Kalau boleh memilih, ada banyak sekali manusia yang
hanya mau kebahagiaan, dan membuang kesedihan. Itu juga terjadi dalam kehidupan
saya dalam waktu yang lama. Saya pernah kehilangan seorang ayah yang sudah
sampai di tingkat unconditional love.
Seorang sahabat-sekaligus pemilik perusahaan-meninggal
ketika kami sudah bisa berkomunikasi dari hati ke hati.
Ibu mertua yang tidak
pernah memarahi saya, bahkan selalu membela saya ketika ada konflik dengan
isteri-padahal waktu pacaran dengan puteri beliau, saya tergolong anak
nakal-meninggal ketika kami sekeluarga belum sempat membahagiakannya. Dan ada
banyak lagi kejadian hidup yang pernah membawa saya pada sungai kesedihan yang
panjang dan dalam. Mungkin akan ada lagi kejadian-kejadian serupa di masa yang akan datang.
Sayangnya, sebagaimana alam yang
mengenal siklus, kehidupan manusia pun mengenal siklus. Kesedihan dan kebahagiaan
adalah salah satu dari banyak siklus yang harus kita lalui. Seorang sahabat
saya ditimpa kesedihan yang lama dan panjang, ditinggal suaminya beristerikan
orang lain. Seorang
pembaca kolom ini mengirim e-mail ke saya, kalau dia dibuat tersiksa oleh
kekasihnya. Beberapa pengunjung yang rajin mengunjungi web site saya, tidak sedikit mengirim berita kesedihan, dan meminta jalan keluar segera.
Digabung menjadi satu, tidak ada
kehidupan yang tidak
diwarnai oleh kesedihan. Diundang maupun tidak, ia akan senantiasa datang.

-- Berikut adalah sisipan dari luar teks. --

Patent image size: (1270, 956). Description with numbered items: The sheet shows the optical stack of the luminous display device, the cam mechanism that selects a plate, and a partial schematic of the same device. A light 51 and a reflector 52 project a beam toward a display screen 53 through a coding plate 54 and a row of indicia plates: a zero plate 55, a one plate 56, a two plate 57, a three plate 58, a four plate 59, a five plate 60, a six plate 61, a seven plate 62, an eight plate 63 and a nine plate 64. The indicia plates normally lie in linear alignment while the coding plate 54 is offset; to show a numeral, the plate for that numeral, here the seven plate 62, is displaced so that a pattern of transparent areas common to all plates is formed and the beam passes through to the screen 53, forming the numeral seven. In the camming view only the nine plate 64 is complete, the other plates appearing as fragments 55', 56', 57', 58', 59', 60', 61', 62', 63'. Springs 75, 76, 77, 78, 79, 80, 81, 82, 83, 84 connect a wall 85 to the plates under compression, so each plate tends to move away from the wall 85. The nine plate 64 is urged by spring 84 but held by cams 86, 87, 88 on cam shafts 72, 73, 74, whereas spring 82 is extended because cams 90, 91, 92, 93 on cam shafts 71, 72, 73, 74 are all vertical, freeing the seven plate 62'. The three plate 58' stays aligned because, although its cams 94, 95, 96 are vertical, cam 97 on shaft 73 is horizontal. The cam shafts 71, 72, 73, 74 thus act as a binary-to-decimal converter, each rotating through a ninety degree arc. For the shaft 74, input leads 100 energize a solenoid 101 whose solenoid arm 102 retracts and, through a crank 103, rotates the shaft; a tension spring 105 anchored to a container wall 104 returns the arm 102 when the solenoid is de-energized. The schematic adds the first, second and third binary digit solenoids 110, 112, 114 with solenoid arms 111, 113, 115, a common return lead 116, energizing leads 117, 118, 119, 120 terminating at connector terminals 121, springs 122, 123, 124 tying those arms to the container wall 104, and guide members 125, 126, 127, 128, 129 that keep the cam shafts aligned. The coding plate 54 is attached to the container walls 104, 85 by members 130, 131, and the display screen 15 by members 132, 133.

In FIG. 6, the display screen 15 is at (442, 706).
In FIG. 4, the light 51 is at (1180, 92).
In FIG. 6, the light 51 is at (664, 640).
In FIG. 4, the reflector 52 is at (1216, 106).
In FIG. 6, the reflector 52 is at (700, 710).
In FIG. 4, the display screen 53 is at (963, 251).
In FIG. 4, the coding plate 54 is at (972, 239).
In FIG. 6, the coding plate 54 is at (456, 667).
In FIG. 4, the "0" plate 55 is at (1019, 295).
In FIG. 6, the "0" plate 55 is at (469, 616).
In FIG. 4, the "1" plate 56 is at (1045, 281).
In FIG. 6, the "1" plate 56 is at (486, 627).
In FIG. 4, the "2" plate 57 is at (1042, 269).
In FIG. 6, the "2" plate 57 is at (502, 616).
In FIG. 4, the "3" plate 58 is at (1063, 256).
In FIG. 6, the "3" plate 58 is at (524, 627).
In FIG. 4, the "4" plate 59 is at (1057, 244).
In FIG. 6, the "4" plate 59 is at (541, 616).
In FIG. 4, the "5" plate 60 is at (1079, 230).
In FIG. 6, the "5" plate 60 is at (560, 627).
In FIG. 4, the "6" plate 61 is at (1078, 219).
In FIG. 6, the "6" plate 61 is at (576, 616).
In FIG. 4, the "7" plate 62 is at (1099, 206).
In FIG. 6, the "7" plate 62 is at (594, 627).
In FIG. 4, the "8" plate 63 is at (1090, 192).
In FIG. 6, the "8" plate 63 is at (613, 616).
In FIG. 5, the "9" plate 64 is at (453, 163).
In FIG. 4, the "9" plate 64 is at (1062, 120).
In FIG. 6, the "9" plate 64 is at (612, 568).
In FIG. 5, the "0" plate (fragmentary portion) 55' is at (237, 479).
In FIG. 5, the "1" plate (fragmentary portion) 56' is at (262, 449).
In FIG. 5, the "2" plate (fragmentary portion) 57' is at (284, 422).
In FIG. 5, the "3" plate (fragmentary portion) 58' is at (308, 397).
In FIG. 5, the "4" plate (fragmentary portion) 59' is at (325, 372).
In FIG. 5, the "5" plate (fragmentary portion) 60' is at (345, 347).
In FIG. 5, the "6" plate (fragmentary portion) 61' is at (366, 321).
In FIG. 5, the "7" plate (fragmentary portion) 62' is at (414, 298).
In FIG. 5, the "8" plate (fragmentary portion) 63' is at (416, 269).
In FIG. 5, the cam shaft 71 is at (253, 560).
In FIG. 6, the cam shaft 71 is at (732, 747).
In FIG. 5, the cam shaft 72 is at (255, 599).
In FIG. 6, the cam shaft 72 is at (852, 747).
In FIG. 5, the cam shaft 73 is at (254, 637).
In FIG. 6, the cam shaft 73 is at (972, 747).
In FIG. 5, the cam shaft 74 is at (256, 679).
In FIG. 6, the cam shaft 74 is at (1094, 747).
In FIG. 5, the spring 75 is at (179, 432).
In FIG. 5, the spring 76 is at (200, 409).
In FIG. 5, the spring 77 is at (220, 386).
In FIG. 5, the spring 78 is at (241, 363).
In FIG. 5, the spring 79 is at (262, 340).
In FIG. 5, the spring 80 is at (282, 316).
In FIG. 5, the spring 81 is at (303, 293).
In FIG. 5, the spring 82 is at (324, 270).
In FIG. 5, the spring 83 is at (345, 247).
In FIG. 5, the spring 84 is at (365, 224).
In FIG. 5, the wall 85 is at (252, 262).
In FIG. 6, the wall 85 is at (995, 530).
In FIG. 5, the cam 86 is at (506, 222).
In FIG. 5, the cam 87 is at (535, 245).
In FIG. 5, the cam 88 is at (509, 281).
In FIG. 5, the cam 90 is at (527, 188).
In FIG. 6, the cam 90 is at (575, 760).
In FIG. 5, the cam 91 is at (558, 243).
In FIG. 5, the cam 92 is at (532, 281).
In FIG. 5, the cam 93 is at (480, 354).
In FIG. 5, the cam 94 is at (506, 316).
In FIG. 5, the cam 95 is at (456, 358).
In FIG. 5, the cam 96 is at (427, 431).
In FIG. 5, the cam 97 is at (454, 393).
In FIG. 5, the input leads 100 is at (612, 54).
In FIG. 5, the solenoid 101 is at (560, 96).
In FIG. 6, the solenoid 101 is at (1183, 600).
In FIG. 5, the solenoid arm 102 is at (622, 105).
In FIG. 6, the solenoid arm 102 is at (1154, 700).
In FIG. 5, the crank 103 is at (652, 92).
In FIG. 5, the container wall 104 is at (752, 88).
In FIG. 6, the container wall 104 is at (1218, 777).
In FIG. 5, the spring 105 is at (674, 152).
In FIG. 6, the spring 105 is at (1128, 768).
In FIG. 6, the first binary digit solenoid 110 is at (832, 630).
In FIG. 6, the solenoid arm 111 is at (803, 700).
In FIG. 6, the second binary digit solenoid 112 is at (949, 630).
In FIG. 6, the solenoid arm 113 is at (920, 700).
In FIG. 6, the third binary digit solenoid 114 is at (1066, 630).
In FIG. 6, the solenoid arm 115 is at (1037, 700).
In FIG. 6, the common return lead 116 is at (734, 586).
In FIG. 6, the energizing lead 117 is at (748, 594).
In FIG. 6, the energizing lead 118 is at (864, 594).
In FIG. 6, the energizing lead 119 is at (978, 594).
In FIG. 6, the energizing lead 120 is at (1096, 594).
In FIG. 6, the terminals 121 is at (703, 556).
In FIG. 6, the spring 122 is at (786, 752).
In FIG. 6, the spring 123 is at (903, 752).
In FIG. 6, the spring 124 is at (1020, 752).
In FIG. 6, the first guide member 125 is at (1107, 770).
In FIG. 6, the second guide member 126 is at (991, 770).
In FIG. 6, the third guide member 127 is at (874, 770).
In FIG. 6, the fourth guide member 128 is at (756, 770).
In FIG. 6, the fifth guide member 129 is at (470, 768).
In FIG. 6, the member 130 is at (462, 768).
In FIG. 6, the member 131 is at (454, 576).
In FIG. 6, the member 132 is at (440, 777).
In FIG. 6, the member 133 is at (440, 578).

Banyak kejadian bahkan terbukti, semakin ia dibenci dan ditakuti, semakin ia senang dan rajn berkunjung ke
diri kita. Maka, sengsaralah hidup mereka yang membenci kesedihan.
Kahlil Gibran pernah menulis
cantik tentang hakikat kesenangan dan kesedihan. Menurut penulis sufi ini, kesenangan adalah kesedihan yang
terbuka kedoknya. Tawa serta airmata datang dari sumber air yang sama. Lebih dari itu, semakin dalam kesedihan
menggoreskan luka ke dalam jiwa, maka semakin mampu sang jiwa menampung kebahagiaan.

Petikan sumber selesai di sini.